Notes from inside Trust & Safety

Before I started working in Trust & Safety, I thought the line between harm and free speech would be obvious.
It isn’t.
In theory, free speech protects expression. Harm prevention protects people. Most people assume the boundary between the two is clear.
From inside moderation rooms, I can tell you it’s rarely that simple.
Every day, we review content that sits exactly on that line.
Speech That Offends vs Speech That Harms
Not all offensive speech is harmful. And not all harmful speech looks extreme.
People are allowed to express unpopular opinions. They are allowed to criticize governments, religions, ideologies, and corporations. If platforms removed everything that offended someone, there would be little left online.
But harm begins when speech targets individuals or groups in ways that dehumanize, threaten, or incite violence.
The shift from opinion to attack can be subtle.
A statement about a policy may be legitimate debate. A statement about a group’s inherent worth crosses into something else entirely.
Distinguishing the two requires context, not just keywords.
Intent vs Impact
One of the hardest lessons I’ve learned is that intent does not always match impact.
Some users claim they were “just joking.” Others argue they were “just being honest.”
But if speech leads to coordinated harassment, real-world threats, or systemic intimidation, the impact outweighs the claimed intent.
At the same time, overcorrecting can suppress satire, cultural expression, or political dissent.
The line is not drawn based on emotion.

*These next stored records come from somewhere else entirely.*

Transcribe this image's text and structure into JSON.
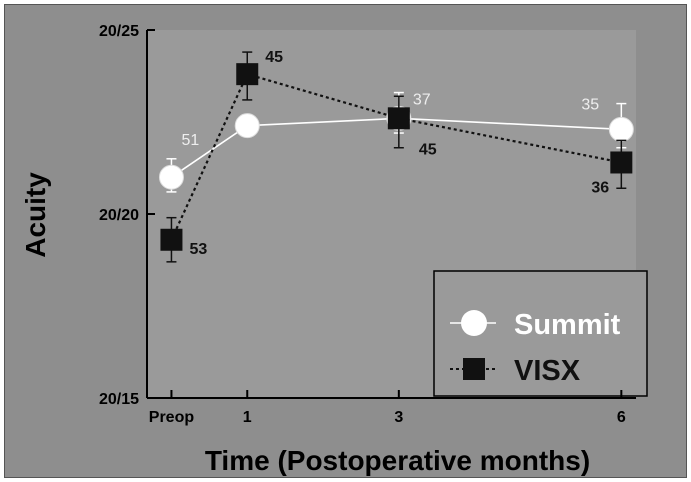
{
  "chart_data": {
    "type": "line",
    "xlabel": "Time (Postoperative months)",
    "ylabel": "Acuity",
    "categories": [
      "Preop",
      "1",
      "3",
      "6"
    ],
    "y_ticks": [
      {
        "label": "20/25",
        "value": 25
      },
      {
        "label": "20/20",
        "value": 20
      },
      {
        "label": "20/15",
        "value": 15
      }
    ],
    "ylim": [
      15,
      25
    ],
    "grid": false,
    "legend_position": "bottom-right",
    "series": [
      {
        "name": "Summit",
        "marker": "circle",
        "line_style": "solid",
        "color": "#ffffff",
        "values": [
          21.0,
          22.4,
          22.6,
          22.3
        ],
        "error_upper": [
          21.5,
          22.6,
          23.3,
          23.0
        ],
        "error_lower": [
          20.6,
          22.2,
          22.2,
          21.8
        ],
        "labels": [
          "51",
          "",
          "37",
          "35"
        ]
      },
      {
        "name": "VISX",
        "marker": "square",
        "line_style": "dotted",
        "color": "#111111",
        "values": [
          19.3,
          23.8,
          22.6,
          21.4
        ],
        "error_upper": [
          19.9,
          24.4,
          23.2,
          22.0
        ],
        "error_lower": [
          18.7,
          23.1,
          21.8,
          20.7
        ],
        "labels": [
          "53",
          "45",
          "45",
          "36"
        ]
      }
    ]
  },
  "colors": {
    "background": "#8e8e8e",
    "plot_background": "#9a9a9a",
    "axis": "#000000",
    "summit_label": "#eeeeee",
    "visx_label": "#111111",
    "legend_summit_text": "#ffffff",
    "legend_visx_text": "#111111"
  }
}
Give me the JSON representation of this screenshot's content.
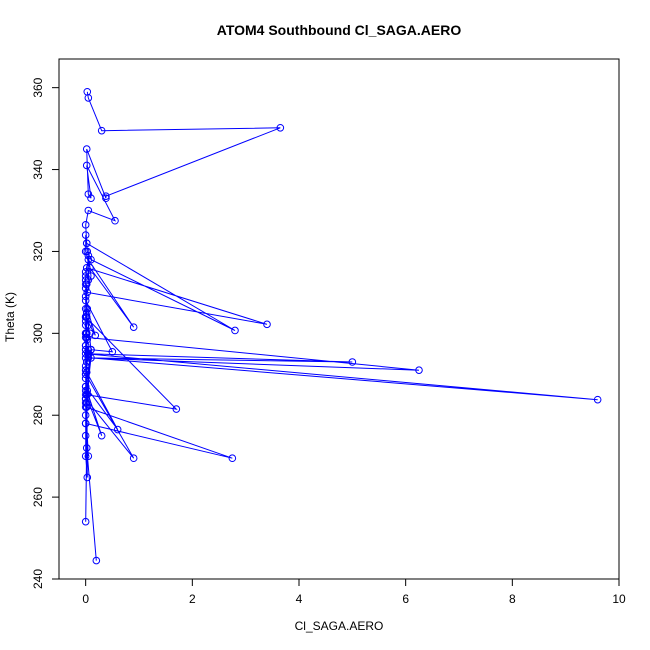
{
  "chart_data": {
    "type": "line",
    "title": "ATOM4 Southbound Cl_SAGA.AERO",
    "xlabel": "Cl_SAGA.AERO",
    "ylabel": "Theta (K)",
    "xlim": [
      -0.5,
      10
    ],
    "ylim": [
      240,
      367
    ],
    "x_ticks": [
      0,
      2,
      4,
      6,
      8,
      10
    ],
    "y_ticks": [
      240,
      260,
      280,
      300,
      320,
      340,
      360
    ],
    "grid": false,
    "legend": "none",
    "markers": "open-circle",
    "colors": {
      "series": "#0000ff",
      "axes": "#000000"
    },
    "series": [
      {
        "x": [
          0.03,
          0.05,
          0.3,
          3.65,
          0.38,
          0.38,
          0.02,
          0.05,
          0.1,
          0.02,
          0.55,
          0.05,
          0.0,
          0.02,
          0.03,
          0.1,
          2.8,
          0.02,
          0.0,
          0.0,
          0.08,
          0.9,
          0.05,
          0.0,
          0.05,
          0.05,
          0.1,
          0.03,
          3.4,
          0.02,
          0.0,
          0.0,
          0.02,
          0.02,
          0.0,
          0.0,
          0.03,
          0.18,
          0.0,
          0.0,
          0.0,
          0.05,
          0.1,
          0.5,
          0.0,
          0.02,
          0.02,
          0.0,
          0.08,
          0.0,
          0.0,
          0.0,
          0.05,
          0.0,
          0.03,
          0.0,
          0.06,
          0.0,
          0.0,
          0.0,
          0.04,
          5.0,
          0.05,
          0.0,
          0.02,
          0.0,
          0.02,
          6.25,
          0.0,
          0.1,
          0.03,
          0.1,
          9.6,
          0.0,
          0.0,
          0.05,
          0.02,
          0.0,
          0.02,
          0.0,
          0.0,
          0.3,
          0.0,
          0.6,
          0.0,
          0.02,
          0.0,
          0.9,
          0.0,
          0.0,
          0.0,
          0.02,
          1.7,
          0.0,
          0.0,
          0.05,
          0.0,
          2.75,
          0.0,
          0.0,
          0.03,
          0.02,
          0.0,
          0.1,
          0.0,
          0.0,
          0.03,
          0.0,
          0.02,
          0.2,
          0.0
        ],
        "y": [
          359,
          357.5,
          349.5,
          350.2,
          333.5,
          333.0,
          345,
          334,
          333,
          341,
          327.5,
          330,
          326.5,
          322,
          320,
          318,
          300.7,
          322,
          324,
          320,
          316,
          301.5,
          318,
          315,
          313,
          319,
          314,
          310,
          302.2,
          316,
          314,
          311,
          312,
          305,
          313,
          309,
          306,
          299.5,
          304,
          312,
          306,
          302,
          296,
          295.5,
          308,
          304,
          300,
          302,
          300,
          296,
          303,
          292,
          295,
          299,
          298.5,
          296,
          295,
          297,
          304,
          290,
          295,
          293,
          294,
          297,
          290.5,
          300,
          299,
          291,
          294,
          296,
          286,
          294,
          283.8,
          295,
          289,
          296,
          293,
          291,
          282,
          287,
          285,
          275,
          287,
          276.5,
          291,
          283,
          284,
          269.5,
          290,
          300,
          284,
          285,
          281.5,
          304,
          283,
          270,
          278,
          269.5,
          282,
          270,
          264.8,
          300,
          278,
          296,
          286,
          280,
          285,
          254,
          272,
          244.5,
          275
        ]
      }
    ]
  }
}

It’s drawn based on risk.
The Role of Power
Another factor people rarely consider is power dynamics.
Speech from a marginalized individual criticizing authority is different from speech targeting a vulnerable group.

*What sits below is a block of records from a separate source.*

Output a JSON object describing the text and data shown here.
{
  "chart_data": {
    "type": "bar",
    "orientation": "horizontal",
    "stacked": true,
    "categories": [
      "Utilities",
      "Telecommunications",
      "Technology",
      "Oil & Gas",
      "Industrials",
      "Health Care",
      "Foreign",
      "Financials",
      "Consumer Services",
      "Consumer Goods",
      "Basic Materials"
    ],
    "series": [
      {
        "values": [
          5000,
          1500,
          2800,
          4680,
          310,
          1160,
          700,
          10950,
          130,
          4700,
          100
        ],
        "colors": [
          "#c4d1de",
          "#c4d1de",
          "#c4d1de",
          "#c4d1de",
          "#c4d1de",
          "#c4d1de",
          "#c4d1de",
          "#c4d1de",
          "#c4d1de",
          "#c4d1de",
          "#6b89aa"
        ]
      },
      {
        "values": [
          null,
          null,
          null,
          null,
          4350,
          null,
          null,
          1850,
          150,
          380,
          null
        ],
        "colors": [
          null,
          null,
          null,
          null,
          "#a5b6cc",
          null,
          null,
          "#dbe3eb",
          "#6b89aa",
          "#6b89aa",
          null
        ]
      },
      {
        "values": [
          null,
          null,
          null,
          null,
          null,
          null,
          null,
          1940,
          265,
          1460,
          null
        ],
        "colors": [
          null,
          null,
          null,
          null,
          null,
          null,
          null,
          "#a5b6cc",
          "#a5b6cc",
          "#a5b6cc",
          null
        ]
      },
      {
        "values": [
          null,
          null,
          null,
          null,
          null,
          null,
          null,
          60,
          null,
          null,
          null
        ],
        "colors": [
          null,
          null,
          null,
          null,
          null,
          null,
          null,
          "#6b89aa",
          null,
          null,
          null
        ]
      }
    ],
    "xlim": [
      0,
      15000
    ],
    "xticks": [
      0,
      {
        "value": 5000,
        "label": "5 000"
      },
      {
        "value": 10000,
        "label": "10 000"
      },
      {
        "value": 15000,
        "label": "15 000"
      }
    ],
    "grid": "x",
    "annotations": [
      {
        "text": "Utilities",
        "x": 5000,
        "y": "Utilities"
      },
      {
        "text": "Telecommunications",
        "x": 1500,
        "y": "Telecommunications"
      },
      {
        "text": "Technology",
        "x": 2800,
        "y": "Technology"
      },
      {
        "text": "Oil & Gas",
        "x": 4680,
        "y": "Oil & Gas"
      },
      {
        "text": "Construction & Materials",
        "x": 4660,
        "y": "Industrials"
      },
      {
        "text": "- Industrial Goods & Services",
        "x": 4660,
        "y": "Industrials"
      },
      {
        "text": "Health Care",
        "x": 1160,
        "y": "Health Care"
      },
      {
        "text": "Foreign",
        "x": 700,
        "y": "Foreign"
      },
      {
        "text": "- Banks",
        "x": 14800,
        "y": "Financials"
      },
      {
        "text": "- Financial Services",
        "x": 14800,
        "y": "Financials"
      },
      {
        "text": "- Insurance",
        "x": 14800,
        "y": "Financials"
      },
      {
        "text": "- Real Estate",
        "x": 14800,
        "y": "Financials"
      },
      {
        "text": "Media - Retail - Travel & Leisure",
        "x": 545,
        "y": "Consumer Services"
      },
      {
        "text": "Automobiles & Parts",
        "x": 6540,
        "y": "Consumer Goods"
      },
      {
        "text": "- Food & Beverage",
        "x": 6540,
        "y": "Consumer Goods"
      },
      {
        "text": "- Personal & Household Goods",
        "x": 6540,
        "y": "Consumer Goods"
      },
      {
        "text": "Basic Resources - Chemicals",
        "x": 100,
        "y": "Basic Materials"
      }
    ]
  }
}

The same words can have different consequences depending on who is speaking and who is being targeted.
Moderation policies try to account for this, but applying them consistently across cultures and political climates is challenging.
What feels like accountability in one context can feel like censorship in another.
Automation Isn’t Enough
AI can flag keywords. It can detect patterns. It can estimate risk.
But it cannot fully understand sarcasm, evolving slang, or cultural tension.
Human reviewers step in where nuance matters most.
And that’s where the weight of the decision becomes real.
Remove the content, and someone may feel silenced.
Leave it up, and someone else may feel unsafe.
There is no option that pleases everyone.
So Where Is the Line?
From my experience, the line sits where expression begins to create credible risk of harm.
Not discomfort. Not disagreement.
Harm.
Threats. Incitement. Dehumanization. Coordinated abuse.
Free speech is essential to open societies. But absolute freedom without guardrails often empowers the loudest and most aggressive voices.
Moderation is not about choosing sides. It’s about protecting space for conversation without allowing that space to become dangerous.
The line is not fixed. It shifts with context, culture, and consequence.
And drawing it is one of the most difficult responsibilities in the digital age.